Hal ini juga menurutnya, politik uang tidak hanya sebatas pemberian uang semata saja, namun pemberian Bantuan Sosial (Bansos) juga hal yang sering dipraktekan oleh beberapa kelompok ialah dengan menggunakan dalih pasar murah atau gratis, namun tendensi kampanyenya sangat tinggi.
“Bentuk penyalahgunaan seperti pembagian sembako kemudian disertai foto pasangan calon yang berkontestasi di Pilkada, merupakan salah satu praktek dari politik uang, apalagi bagi-bagi uang seperti bantuan, barang dan lain-lain,” tegasnya,
Eva juga mengajak seluruh masyarakat Sulteng, untuk tidak tergiur dengan pembodohan politik seperti bagi-bagi uang dan sembako.
Menurutnya, pemimpin yang layak kita pilih ialah pemimpin yang tidak mengandalkan uang semata, tapi kemudian gagasan serta komitmen politknya merupakan syarat wajib untuk rakyat menentukan pilihannya.
“Kalau orang yang punya banyak uang pasti sudah memikirkan strategi untuk membodohi rakyat. Mau jadi bagaimana daerah kita ini, kalau pemimpinnya lahir dari pilihan yang tidak didasari oleh gagasan, melainkan modal semata,” beber Eva.
“Saya secara pribadi tidak bisa membayangkan keserakahan pemimpin sulteng, kalau yang terpilih hanya mengandalkan uang semata. Kita akan banyak mendapatkan intimidasi serta dianggap tidak menjadi bagian penting, ketika pemerintahan berjalan kedepan. Saya bisa pastikan rakyat bukan menjadi prioritasnya,” bebernya lagi.
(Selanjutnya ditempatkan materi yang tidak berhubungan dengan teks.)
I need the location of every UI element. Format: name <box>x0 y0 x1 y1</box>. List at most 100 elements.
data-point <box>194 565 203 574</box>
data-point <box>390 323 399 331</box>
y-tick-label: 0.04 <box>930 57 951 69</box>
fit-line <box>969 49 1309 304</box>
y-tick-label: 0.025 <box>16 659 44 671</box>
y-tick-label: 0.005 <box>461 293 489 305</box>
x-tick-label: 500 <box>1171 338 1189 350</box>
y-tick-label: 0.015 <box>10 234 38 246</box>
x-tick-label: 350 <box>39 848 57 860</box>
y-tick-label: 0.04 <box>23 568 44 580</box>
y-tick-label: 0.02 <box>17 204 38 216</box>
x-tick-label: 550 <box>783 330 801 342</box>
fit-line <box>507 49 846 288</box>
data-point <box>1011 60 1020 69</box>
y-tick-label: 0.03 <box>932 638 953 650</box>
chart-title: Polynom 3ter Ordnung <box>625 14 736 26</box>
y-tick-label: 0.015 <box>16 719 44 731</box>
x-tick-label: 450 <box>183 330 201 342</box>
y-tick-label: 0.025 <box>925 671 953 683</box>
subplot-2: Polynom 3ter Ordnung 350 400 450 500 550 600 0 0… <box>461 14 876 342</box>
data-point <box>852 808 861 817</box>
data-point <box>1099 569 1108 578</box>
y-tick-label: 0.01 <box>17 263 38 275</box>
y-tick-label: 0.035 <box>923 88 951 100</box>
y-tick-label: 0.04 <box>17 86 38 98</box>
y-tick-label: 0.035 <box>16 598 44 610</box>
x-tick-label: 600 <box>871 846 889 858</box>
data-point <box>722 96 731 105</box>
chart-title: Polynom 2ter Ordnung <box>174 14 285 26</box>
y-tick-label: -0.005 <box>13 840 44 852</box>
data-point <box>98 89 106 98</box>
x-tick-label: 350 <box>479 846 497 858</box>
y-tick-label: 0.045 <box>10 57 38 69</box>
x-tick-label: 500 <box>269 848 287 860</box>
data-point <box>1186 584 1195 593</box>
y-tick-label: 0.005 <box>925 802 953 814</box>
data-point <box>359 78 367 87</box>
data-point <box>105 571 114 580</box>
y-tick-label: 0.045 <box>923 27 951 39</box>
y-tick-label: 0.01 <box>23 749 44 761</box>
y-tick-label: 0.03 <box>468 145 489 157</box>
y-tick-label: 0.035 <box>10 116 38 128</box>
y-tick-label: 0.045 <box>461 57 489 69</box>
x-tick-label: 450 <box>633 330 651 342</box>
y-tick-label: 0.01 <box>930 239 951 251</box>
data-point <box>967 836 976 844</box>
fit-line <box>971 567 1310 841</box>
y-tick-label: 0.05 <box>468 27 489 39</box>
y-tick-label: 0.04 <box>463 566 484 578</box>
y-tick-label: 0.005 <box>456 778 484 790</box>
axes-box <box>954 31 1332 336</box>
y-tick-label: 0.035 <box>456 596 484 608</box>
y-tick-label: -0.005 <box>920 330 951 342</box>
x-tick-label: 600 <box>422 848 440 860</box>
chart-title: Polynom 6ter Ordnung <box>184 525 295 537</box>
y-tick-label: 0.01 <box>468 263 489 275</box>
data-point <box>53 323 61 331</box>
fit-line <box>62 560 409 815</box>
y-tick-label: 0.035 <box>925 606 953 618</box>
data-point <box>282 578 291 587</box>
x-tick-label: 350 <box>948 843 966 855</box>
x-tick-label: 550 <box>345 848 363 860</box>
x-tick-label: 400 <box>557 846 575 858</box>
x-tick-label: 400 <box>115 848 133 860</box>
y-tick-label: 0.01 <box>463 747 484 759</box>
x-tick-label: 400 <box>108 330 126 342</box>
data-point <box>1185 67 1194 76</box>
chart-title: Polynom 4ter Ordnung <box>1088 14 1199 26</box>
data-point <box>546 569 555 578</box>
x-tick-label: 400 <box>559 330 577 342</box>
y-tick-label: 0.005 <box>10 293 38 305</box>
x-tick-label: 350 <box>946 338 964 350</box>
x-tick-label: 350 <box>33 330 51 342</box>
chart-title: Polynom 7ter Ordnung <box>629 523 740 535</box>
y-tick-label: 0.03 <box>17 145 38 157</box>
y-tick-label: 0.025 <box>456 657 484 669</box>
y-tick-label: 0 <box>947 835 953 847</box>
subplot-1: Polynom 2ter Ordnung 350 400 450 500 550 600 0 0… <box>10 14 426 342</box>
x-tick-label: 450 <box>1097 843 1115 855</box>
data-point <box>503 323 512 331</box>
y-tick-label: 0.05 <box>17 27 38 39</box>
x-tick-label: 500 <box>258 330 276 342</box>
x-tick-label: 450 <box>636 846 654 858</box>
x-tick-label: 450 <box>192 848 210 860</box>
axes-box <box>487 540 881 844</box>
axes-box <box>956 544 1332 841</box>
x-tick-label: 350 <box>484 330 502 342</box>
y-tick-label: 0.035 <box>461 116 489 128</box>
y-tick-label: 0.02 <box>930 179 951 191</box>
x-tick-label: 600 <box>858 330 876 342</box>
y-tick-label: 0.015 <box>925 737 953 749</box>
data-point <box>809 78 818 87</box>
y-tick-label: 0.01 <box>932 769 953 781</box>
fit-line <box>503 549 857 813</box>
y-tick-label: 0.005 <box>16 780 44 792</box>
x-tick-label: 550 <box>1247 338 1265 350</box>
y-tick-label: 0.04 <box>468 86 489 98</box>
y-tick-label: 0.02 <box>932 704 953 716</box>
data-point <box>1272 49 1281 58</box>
Secara regulasi, praktek politik uang, secara jelas telah tertuang dalam Undang-Undang Nomor 10 tentang Perubahan Kedua atas Undang-Undang Nomor 1 Tahun 2015 tentang Penetapan Peraturan Pemerintah Pengganti Undang-Undang Nomor 1 Tahun 2014 tentang Pemilihan Gubernur, Bupati, dan Walikota Menjadi Undang-Undang. Sebagaiamana juga dalam Pasal 77 UU Nomor 10 Tahun 2016 ayat 1 tentang Calon dan/atau tim kampanye dilarang menjanjikan dan/atau memberikan uang atau materi lainnya untuk mempengaruhi penyelenggara pemilihan dan/atau pemilih.(***)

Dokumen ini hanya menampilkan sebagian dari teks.